After World War II, many artists in Europe attempted to rebuild links beyond nationalist boundaries, and used the artist's book as a way of experimenting with form, disseminating ideas and forging links with like-minded groups in other countries.
After the war, a number of leading artists and poets started to explore the functions and forms of the book 'in a serious way'. Concrete poets in Brazil such as Augusto and Haroldo de Campos, Cobra artists in the Netherlands and Denmark and the French Lettrists all began to systematically deconstruct the book. A fine example of the latter is Isidore Isou's Le Grand Désordre,, a work that challenges the viewer to reassemble the contents of an envelope back into a semblance of narrative. Two other examples of poet-artists whose work provided models for artists' books include Marcel Broodthaers and Ian Hamilton Finlay.
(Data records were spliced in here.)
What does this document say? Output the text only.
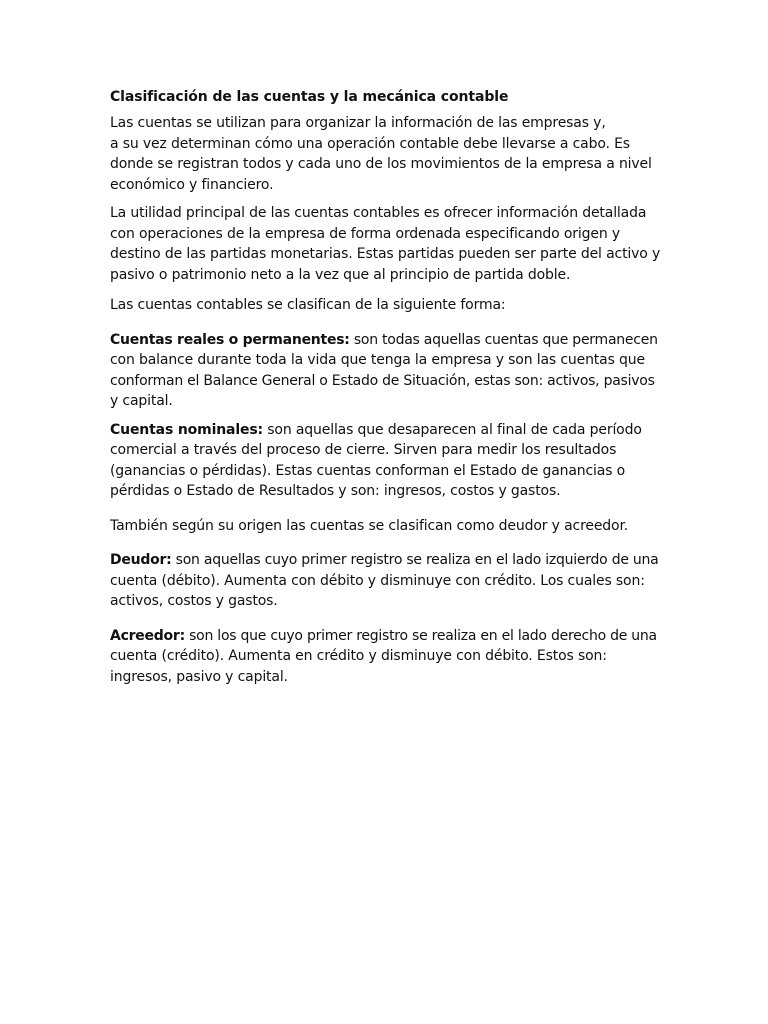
Clasificación de las cuentas y la mecánica contable

Las cuentas se utilizan para organizar la información de las empresas y,
a su vez determinan cómo una operación contable debe llevarse a cabo. Es
donde se registran todos y cada uno de los movimientos de la empresa a nivel
económico y financiero.

La utilidad principal de las cuentas contables es ofrecer información detallada
con operaciones de la empresa de forma ordenada especificando origen y
destino de las partidas monetarias. Estas partidas pueden ser parte del activo y
pasivo o patrimonio neto a la vez que al principio de partida doble.

Las cuentas contables se clasifican de la siguiente forma:

Cuentas reales o permanentes: son todas aquellas cuentas que permanecen
con balance durante toda la vida que tenga la empresa y son las cuentas que
conforman el Balance General o Estado de Situación, estas son: activos, pasivos
y capital.

Cuentas nominales: son aquellas que desaparecen al final de cada período
comercial a través del proceso de cierre. Sirven para medir los resultados
(ganancias o pérdidas). Estas cuentas conforman el Estado de ganancias o
pérdidas o Estado de Resultados y son: ingresos, costos y gastos.

También según su origen las cuentas se clasifican como deudor y acreedor.

Deudor: son aquellas cuyo primer registro se realiza en el lado izquierdo de una
cuenta (débito). Aumenta con débito y disminuye con crédito. Los cuales son:
activos, costos y gastos.

Acreedor: son los que cuyo primer registro se realiza en el lado derecho de una
cuenta (crédito). Aumenta en crédito y disminuye con débito. Estos son:
ingresos, pasivo y capital.
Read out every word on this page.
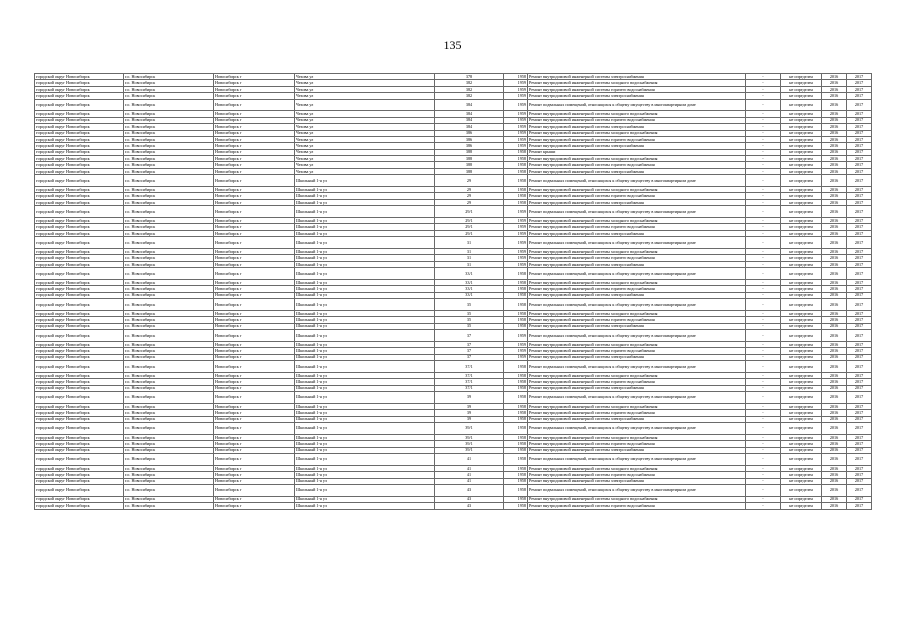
135
городской округ Новосибирск	г.о. Новосибирск	Новосибирск г	Чехова ул	378	1958	Ремонт внутридомовой инженерной системы электроснабжения	-	не определен	2016	2017
городской округ Новосибирск	г.о. Новосибирск	Новосибирск г	Чехова ул	382	1959	Ремонт внутридомовой инженерной системы холодного водоснабжения	-	не определен	2016	2017
городской округ Новосибирск	г.о. Новосибирск	Новосибирск г	Чехова ул	382	1959	Ремонт внутридомовой инженерной системы горячего водоснабжения	-	не определен	2016	2017
городской округ Новосибирск	г.о. Новосибирск	Новосибирск г	Чехова ул	382	1959	Ремонт внутридомовой инженерной системы электроснабжения	-	не определен	2016	2017
городской округ Новосибирск	г.о. Новосибирск	Новосибирск г	Чехова ул	384	1959	Ремонт подвальных помещений, относящихся к общему имуществу в многоквартирном доме	-	не определен	2016	2017
городской округ Новосибирск	г.о. Новосибирск	Новосибирск г	Чехова ул	384	1959	Ремонт внутридомовой инженерной системы холодного водоснабжения	-	не определен	2016	2017
городской округ Новосибирск	г.о. Новосибирск	Новосибирск г	Чехова ул	384	1959	Ремонт внутридомовой инженерной системы горячего водоснабжения	-	не определен	2016	2017
городской округ Новосибирск	г.о. Новосибирск	Новосибирск г	Чехова ул	384	1959	Ремонт внутридомовой инженерной системы электроснабжения	-	не определен	2016	2017
городской округ Новосибирск	г.о. Новосибирск	Новосибирск г	Чехова ул	386	1959	Ремонт внутридомовой инженерной системы холодного водоснабжения	-	не определен	2016	2017
городской округ Новосибирск	г.о. Новосибирск	Новосибирск г	Чехова ул	386	1959	Ремонт внутридомовой инженерной системы горячего водоснабжения	-	не определен	2016	2017
городской округ Новосибирск	г.о. Новосибирск	Новосибирск г	Чехова ул	386	1959	Ремонт внутридомовой инженерной системы электроснабжения	-	не определен	2016	2017
городской округ Новосибирск	г.о. Новосибирск	Новосибирск г	Чехова ул	388	1958	Ремонт крыши	-	не определен	2016	2017
городской округ Новосибирск	г.о. Новосибирск	Новосибирск г	Чехова ул	388	1958	Ремонт внутридомовой инженерной системы холодного водоснабжения	-	не определен	2016	2017
городской округ Новосибирск	г.о. Новосибирск	Новосибирск г	Чехова ул	388	1958	Ремонт внутридомовой инженерной системы горячего водоснабжения	-	не определен	2016	2017
городской округ Новосибирск	г.о. Новосибирск	Новосибирск г	Чехова ул	388	1958	Ремонт внутридомовой инженерной системы электроснабжения	-	не определен	2016	2017
городской округ Новосибирск	г.о. Новосибирск	Новосибирск г	Школьный 1-я ул	29	1958	Ремонт подвальных помещений, относящихся к общему имуществу в многоквартирном доме	-	не определен	2016	2017
городской округ Новосибирск	г.о. Новосибирск	Новосибирск г	Школьный 1-я ул	29	1958	Ремонт внутридомовой инженерной системы холодного водоснабжения	-	не определен	2016	2017
городской округ Новосибирск	г.о. Новосибирск	Новосибирск г	Школьный 1-я ул	29	1958	Ремонт внутридомовой инженерной системы горячего водоснабжения	-	не определен	2016	2017
городской округ Новосибирск	г.о. Новосибирск	Новосибирск г	Школьный 1-я ул	29	1958	Ремонт внутридомовой инженерной системы электроснабжения	-	не определен	2016	2017
городской округ Новосибирск	г.о. Новосибирск	Новосибирск г	Школьный 1-я ул	29/1	1959	Ремонт подвальных помещений, относящихся к общему имуществу в многоквартирном доме	-	не определен	2016	2017
городской округ Новосибирск	г.о. Новосибирск	Новосибирск г	Школьный 1-я ул	29/1	1959	Ремонт внутридомовой инженерной системы холодного водоснабжения	-	не определен	2016	2017
городской округ Новосибирск	г.о. Новосибирск	Новосибирск г	Школьный 1-я ул	29/1	1959	Ремонт внутридомовой инженерной системы горячего водоснабжения	-	не определен	2016	2017
городской округ Новосибирск	г.о. Новосибирск	Новосибирск г	Школьный 1-я ул	29/1	1959	Ремонт внутридомовой инженерной системы электроснабжения	-	не определен	2016	2017
городской округ Новосибирск	г.о. Новосибирск	Новосибирск г	Школьный 1-я ул	31	1959	Ремонт подвальных помещений, относящихся к общему имуществу в многоквартирном доме	-	не определен	2016	2017
городской округ Новосибирск	г.о. Новосибирск	Новосибирск г	Школьный 1-я ул	31	1959	Ремонт внутридомовой инженерной системы холодного водоснабжения	-	не определен	2016	2017
городской округ Новосибирск	г.о. Новосибирск	Новосибирск г	Школьный 1-я ул	31	1959	Ремонт внутридомовой инженерной системы горячего водоснабжения	-	не определен	2016	2017
городской округ Новосибирск	г.о. Новосибирск	Новосибирск г	Школьный 1-я ул	31	1959	Ремонт внутридомовой инженерной системы электроснабжения	-	не определен	2016	2017
городской округ Новосибирск	г.о. Новосибирск	Новосибирск г	Школьный 1-я ул	33/1	1958	Ремонт подвальных помещений, относящихся к общему имуществу в многоквартирном доме	-	не определен	2016	2017
городской округ Новосибирск	г.о. Новосибирск	Новосибирск г	Школьный 1-я ул	33/1	1958	Ремонт внутридомовой инженерной системы холодного водоснабжения	-	не определен	2016	2017
городской округ Новосибирск	г.о. Новосибирск	Новосибирск г	Школьный 1-я ул	33/1	1958	Ремонт внутридомовой инженерной системы горячего водоснабжения	-	не определен	2016	2017
городской округ Новосибирск	г.о. Новосибирск	Новосибирск г	Школьный 1-я ул	33/1	1958	Ремонт внутридомовой инженерной системы электроснабжения	-	не определен	2016	2017
городской округ Новосибирск	г.о. Новосибирск	Новосибирск г	Школьный 1-я ул	35	1958	Ремонт подвальных помещений, относящихся к общему имуществу в многоквартирном доме	-	не определен	2016	2017
городской округ Новосибирск	г.о. Новосибирск	Новосибирск г	Школьный 1-я ул	35	1958	Ремонт внутридомовой инженерной системы холодного водоснабжения	-	не определен	2016	2017
городской округ Новосибирск	г.о. Новосибирск	Новосибирск г	Школьный 1-я ул	35	1958	Ремонт внутридомовой инженерной системы горячего водоснабжения	-	не определен	2016	2017
городской округ Новосибирск	г.о. Новосибирск	Новосибирск г	Школьный 1-я ул	35	1958	Ремонт внутридомовой инженерной системы электроснабжения	-	не определен	2016	2017
городской округ Новосибирск	г.о. Новосибирск	Новосибирск г	Школьный 1-я ул	37	1959	Ремонт подвальных помещений, относящихся к общему имуществу в многоквартирном доме	-	не определен	2016	2017
городской округ Новосибирск	г.о. Новосибирск	Новосибирск г	Школьный 1-я ул	37	1959	Ремонт внутридомовой инженерной системы холодного водоснабжения	-	не определен	2016	2017
городской округ Новосибирск	г.о. Новосибирск	Новосибирск г	Школьный 1-я ул	37	1959	Ремонт внутридомовой инженерной системы горячего водоснабжения	-	не определен	2016	2017
городской округ Новосибирск	г.о. Новосибирск	Новосибирск г	Школьный 1-я ул	37	1959	Ремонт внутридомовой инженерной системы электроснабжения	-	не определен	2016	2017
городской округ Новосибирск	г.о. Новосибирск	Новосибирск г	Школьный 1-я ул	37/1	1958	Ремонт подвальных помещений, относящихся к общему имуществу в многоквартирном доме	-	не определен	2016	2017
городской округ Новосибирск	г.о. Новосибирск	Новосибирск г	Школьный 1-я ул	37/1	1958	Ремонт внутридомовой инженерной системы холодного водоснабжения	-	не определен	2016	2017
городской округ Новосибирск	г.о. Новосибирск	Новосибирск г	Школьный 1-я ул	37/1	1958	Ремонт внутридомовой инженерной системы горячего водоснабжения	-	не определен	2016	2017
городской округ Новосибирск	г.о. Новосибирск	Новосибирск г	Школьный 1-я ул	37/1	1958	Ремонт внутридомовой инженерной системы электроснабжения	-	не определен	2016	2017
городской округ Новосибирск	г.о. Новосибирск	Новосибирск г	Школьный 1-я ул	39	1958	Ремонт подвальных помещений, относящихся к общему имуществу в многоквартирном доме	-	не определен	2016	2017
городской округ Новосибирск	г.о. Новосибирск	Новосибирск г	Школьный 1-я ул	39	1958	Ремонт внутридомовой инженерной системы холодного водоснабжения	-	не определен	2016	2017
городской округ Новосибирск	г.о. Новосибирск	Новосибирск г	Школьный 1-я ул	39	1958	Ремонт внутридомовой инженерной системы горячего водоснабжения	-	не определен	2016	2017
городской округ Новосибирск	г.о. Новосибирск	Новосибирск г	Школьный 1-я ул	39	1958	Ремонт внутридомовой инженерной системы электроснабжения	-	не определен	2016	2017
городской округ Новосибирск	г.о. Новосибирск	Новосибирск г	Школьный 1-я ул	39/1	1958	Ремонт подвальных помещений, относящихся к общему имуществу в многоквартирном доме	-	не определен	2016	2017
городской округ Новосибирск	г.о. Новосибирск	Новосибирск г	Школьный 1-я ул	39/1	1958	Ремонт внутридомовой инженерной системы холодного водоснабжения	-	не определен	2016	2017
городской округ Новосибирск	г.о. Новосибирск	Новосибирск г	Школьный 1-я ул	39/1	1958	Ремонт внутридомовой инженерной системы горячего водоснабжения	-	не определен	2016	2017
городской округ Новосибирск	г.о. Новосибирск	Новосибирск г	Школьный 1-я ул	39/1	1958	Ремонт внутридомовой инженерной системы электроснабжения	-	не определен	2016	2017
городской округ Новосибирск	г.о. Новосибирск	Новосибирск г	Школьный 1-я ул	41	1958	Ремонт подвальных помещений, относящихся к общему имуществу в многоквартирном доме	-	не определен	2016	2017
городской округ Новосибирск	г.о. Новосибирск	Новосибирск г	Школьный 1-я ул	41	1958	Ремонт внутридомовой инженерной системы холодного водоснабжения	-	не определен	2016	2017
городской округ Новосибирск	г.о. Новосибирск	Новосибирск г	Школьный 1-я ул	41	1958	Ремонт внутридомовой инженерной системы горячего водоснабжения	-	не определен	2016	2017
городской округ Новосибирск	г.о. Новосибирск	Новосибирск г	Школьный 1-я ул	41	1958	Ремонт внутридомовой инженерной системы электроснабжения	-	не определен	2016	2017
городской округ Новосибирск	г.о. Новосибирск	Новосибирск г	Школьный 1-я ул	43	1958	Ремонт подвальных помещений, относящихся к общему имуществу в многоквартирном доме	-	не определен	2016	2017
городской округ Новосибирск	г.о. Новосибирск	Новосибирск г	Школьный 1-я ул	43	1958	Ремонт внутридомовой инженерной системы холодного водоснабжения	-	не определен	2016	2017
городской округ Новосибирск	г.о. Новосибирск	Новосибирск г	Школьный 1-я ул	43	1958	Ремонт внутридомовой инженерной системы горячего водоснабжения	-	не определен	2016	2017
Yves Klein in France was similarly challenging Modernist integrity with a series of works such as Yves: Peintures and Dimanche which turned on issues of identity and duplicity. Other examples from this era include Guy Debord and Asger Jorn's two collaborations, Fin de Copenhague and Mémoires', two works of Psychogeography created from found magazines of Copenhagen and Paris respectively, collaged and then printed over in unrelated colours.

Dieter Roth and Ed Ruscha

Often credited with defining the modern artist's book, Dieter Roth produced a series of works which systematically deconstructed the form of the book throughout the fifties and sixties. These disrupted the codex's authority by creating books with holes in, allowing the viewer to see more than one page at the same time. Roth was also the first artist to re-use found books: comic books, printer's end papers and newspapers. Although originally produced in Iceland in extremely small editions, Roth's books would be produced in increasingly large runs, through numerous publishers in Europe and North America, and would ultimately be reprinted together by the German publisher Hansjörg Mayer in the 1970s, making them more widely available in the last half-century than the work of any other comparable artist.
Almost contemporaneously in the United States, Ed Ruscha printed his first book, Twentysix Gasoline Stations, in 1963 in an edition of 400, but had printed almost 4000 copies by the end of the decade. The book is directly related to American photographic travelogues, such as Robert Frank's The Americans', but deals with a banal journey on route 66 between Ruscha's home in Los Angeles and his parents' in Oklahoma. Like Roth, Ruscha created a series of homogenous books throughout the sixties, including Every Building on the Sunset Strip, 1966, and Royal Road Test, 1967.
A Swiss artist worth mentioning is Warja Honegger-Lavater, who created artists' books contemporaneously with Dieter Roth and Ed Ruscha.